Only Lee – an excellently subtle performance by Kirsten Dunst, with the flowering of doubt and regret behind her eyes growing in every scene – shows any growing sense of the ghastly moral compromises (and even collaboration with the grisly things they witness) the journalists have made. It makes an excellent contrast with the increasingly gung-ho and risk-taking Jessie (an equally fine Cailee Spaeny), who becomes as hooked on the adrenalin rush of combat as Joel is.

Garland explores all this rather well under his flashy eye-catching concept. The film is shot with a grimy, visceral intensity – punctuated frequently with black-and-white freeze frames showing Lee and Jessie’s photos, which reaches a heart-wrenching climax for one pivotal scene. Interestingly it’s the dialogue and plotting that sometimes lets Civil War down: its character arcs verge on the predictable and the characters have a tendency to fill themselves in on events with on-the-nose journalism speak.

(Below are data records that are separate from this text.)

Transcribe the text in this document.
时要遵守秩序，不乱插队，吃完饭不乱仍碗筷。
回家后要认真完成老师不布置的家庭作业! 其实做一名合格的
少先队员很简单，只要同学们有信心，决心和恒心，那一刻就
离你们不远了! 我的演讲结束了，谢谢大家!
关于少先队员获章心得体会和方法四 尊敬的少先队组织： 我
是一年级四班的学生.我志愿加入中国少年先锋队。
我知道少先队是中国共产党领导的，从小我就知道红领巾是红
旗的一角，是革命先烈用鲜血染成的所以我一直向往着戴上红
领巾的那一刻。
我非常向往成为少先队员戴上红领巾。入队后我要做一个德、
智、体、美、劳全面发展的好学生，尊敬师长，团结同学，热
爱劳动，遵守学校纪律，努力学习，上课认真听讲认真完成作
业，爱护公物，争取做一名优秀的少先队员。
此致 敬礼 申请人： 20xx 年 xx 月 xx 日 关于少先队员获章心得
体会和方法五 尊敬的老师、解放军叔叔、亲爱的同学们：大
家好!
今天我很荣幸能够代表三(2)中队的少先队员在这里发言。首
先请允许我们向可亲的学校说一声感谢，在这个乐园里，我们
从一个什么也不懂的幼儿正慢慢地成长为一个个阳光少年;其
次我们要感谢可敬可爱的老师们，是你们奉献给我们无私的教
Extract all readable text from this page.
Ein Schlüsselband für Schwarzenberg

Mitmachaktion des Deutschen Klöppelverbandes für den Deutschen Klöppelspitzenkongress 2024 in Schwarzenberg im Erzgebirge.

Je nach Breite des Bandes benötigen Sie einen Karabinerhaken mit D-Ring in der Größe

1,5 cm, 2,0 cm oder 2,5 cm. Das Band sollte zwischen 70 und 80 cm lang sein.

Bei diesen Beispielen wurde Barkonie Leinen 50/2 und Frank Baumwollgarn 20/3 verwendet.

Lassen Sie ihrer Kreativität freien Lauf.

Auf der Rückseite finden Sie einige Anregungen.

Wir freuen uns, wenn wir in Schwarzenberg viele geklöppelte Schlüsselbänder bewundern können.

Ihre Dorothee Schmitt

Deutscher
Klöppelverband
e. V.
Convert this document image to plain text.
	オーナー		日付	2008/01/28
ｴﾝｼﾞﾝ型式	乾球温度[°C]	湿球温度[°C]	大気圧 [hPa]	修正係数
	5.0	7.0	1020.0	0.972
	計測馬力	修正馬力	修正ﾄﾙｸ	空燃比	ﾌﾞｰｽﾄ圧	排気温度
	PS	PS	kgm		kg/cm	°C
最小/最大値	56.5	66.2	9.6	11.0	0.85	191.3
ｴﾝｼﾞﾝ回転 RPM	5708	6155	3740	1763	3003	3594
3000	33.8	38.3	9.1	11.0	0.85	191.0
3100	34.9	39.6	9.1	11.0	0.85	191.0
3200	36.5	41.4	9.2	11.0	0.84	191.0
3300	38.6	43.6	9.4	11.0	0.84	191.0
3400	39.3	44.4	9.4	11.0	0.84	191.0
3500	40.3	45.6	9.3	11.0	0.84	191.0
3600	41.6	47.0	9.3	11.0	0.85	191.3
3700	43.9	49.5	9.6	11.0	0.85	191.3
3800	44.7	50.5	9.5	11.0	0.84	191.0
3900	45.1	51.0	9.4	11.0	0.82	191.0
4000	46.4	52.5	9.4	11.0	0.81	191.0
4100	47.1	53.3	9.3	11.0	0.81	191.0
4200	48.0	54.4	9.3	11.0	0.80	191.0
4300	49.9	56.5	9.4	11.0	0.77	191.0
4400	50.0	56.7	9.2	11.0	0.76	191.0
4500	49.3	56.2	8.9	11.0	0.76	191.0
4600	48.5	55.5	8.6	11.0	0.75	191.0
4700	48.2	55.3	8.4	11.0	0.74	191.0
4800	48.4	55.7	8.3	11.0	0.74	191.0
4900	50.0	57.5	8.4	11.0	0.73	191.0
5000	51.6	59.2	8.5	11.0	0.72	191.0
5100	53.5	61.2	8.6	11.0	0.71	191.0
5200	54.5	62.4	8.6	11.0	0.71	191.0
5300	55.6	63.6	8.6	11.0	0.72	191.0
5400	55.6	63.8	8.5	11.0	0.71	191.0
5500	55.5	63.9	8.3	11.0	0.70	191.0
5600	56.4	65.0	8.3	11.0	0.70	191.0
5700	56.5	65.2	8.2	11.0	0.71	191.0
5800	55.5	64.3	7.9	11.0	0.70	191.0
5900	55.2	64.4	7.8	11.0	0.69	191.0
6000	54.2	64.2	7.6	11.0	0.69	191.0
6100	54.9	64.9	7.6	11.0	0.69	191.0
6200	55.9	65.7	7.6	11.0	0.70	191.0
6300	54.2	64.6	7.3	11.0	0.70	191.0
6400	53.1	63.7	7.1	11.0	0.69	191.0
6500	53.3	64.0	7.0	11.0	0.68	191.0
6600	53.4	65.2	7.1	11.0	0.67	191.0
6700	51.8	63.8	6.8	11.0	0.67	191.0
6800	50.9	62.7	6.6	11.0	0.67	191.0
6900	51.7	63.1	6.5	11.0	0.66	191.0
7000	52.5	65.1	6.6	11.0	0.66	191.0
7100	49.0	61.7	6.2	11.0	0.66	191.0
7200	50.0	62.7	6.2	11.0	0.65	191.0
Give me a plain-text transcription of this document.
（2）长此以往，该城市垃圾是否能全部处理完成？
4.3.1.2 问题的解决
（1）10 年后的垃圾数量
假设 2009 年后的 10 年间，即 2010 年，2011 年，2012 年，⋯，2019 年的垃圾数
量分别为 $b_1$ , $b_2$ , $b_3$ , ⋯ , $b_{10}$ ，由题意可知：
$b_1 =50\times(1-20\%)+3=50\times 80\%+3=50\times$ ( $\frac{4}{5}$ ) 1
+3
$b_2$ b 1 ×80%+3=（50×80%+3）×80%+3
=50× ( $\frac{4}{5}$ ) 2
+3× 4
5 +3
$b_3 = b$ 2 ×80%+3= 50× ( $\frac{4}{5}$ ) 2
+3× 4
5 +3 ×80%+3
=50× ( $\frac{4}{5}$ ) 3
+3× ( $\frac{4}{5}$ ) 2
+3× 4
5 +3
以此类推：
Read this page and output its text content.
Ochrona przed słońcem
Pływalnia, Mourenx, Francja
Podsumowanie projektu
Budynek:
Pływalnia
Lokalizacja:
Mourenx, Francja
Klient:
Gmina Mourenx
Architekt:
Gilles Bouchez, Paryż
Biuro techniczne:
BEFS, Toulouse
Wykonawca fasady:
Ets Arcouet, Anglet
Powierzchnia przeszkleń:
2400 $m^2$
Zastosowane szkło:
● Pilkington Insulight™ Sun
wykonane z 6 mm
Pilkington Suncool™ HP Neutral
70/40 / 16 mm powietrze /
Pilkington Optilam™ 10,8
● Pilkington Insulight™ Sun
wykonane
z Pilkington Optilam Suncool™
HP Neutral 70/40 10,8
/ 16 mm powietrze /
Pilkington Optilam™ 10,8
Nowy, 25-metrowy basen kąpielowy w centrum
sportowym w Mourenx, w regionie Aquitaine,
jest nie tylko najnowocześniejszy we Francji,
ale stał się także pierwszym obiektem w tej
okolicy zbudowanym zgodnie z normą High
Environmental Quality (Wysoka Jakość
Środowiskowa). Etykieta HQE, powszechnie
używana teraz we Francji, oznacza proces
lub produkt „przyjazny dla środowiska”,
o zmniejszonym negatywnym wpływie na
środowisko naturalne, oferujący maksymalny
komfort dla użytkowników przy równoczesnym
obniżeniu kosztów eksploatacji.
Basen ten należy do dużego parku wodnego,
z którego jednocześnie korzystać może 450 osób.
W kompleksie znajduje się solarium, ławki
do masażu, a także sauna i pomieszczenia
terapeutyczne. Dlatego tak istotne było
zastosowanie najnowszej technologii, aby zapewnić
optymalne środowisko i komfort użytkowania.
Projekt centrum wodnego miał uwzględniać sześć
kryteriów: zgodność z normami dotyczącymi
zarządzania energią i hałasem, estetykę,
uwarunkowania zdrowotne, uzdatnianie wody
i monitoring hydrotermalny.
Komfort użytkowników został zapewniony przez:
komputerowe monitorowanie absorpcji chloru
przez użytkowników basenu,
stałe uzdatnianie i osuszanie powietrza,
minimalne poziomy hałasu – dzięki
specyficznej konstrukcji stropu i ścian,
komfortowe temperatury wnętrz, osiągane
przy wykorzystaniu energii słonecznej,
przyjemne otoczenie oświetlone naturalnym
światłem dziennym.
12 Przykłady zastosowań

Civil War culminates in a well-staged gun battle towards the White House in Washington that, like much of Civil War’s America-based concept is about the shock of seeing these things “happening here” rather than in a land far away “of which we know nothing”. But this teasing of a political comment disguises the film’s real intent, a careful study of the moral complexities of reporting horrors rather than stopping them, of becoming so deadened to violence a friend’s death becomes a photo op. Civil War might be one of the most subtle questioning of journalistic ethics ever made, presenting it not as an unquestionably noble profession but one of moral compromise and dark excitement-by-proxy at death and slaughter.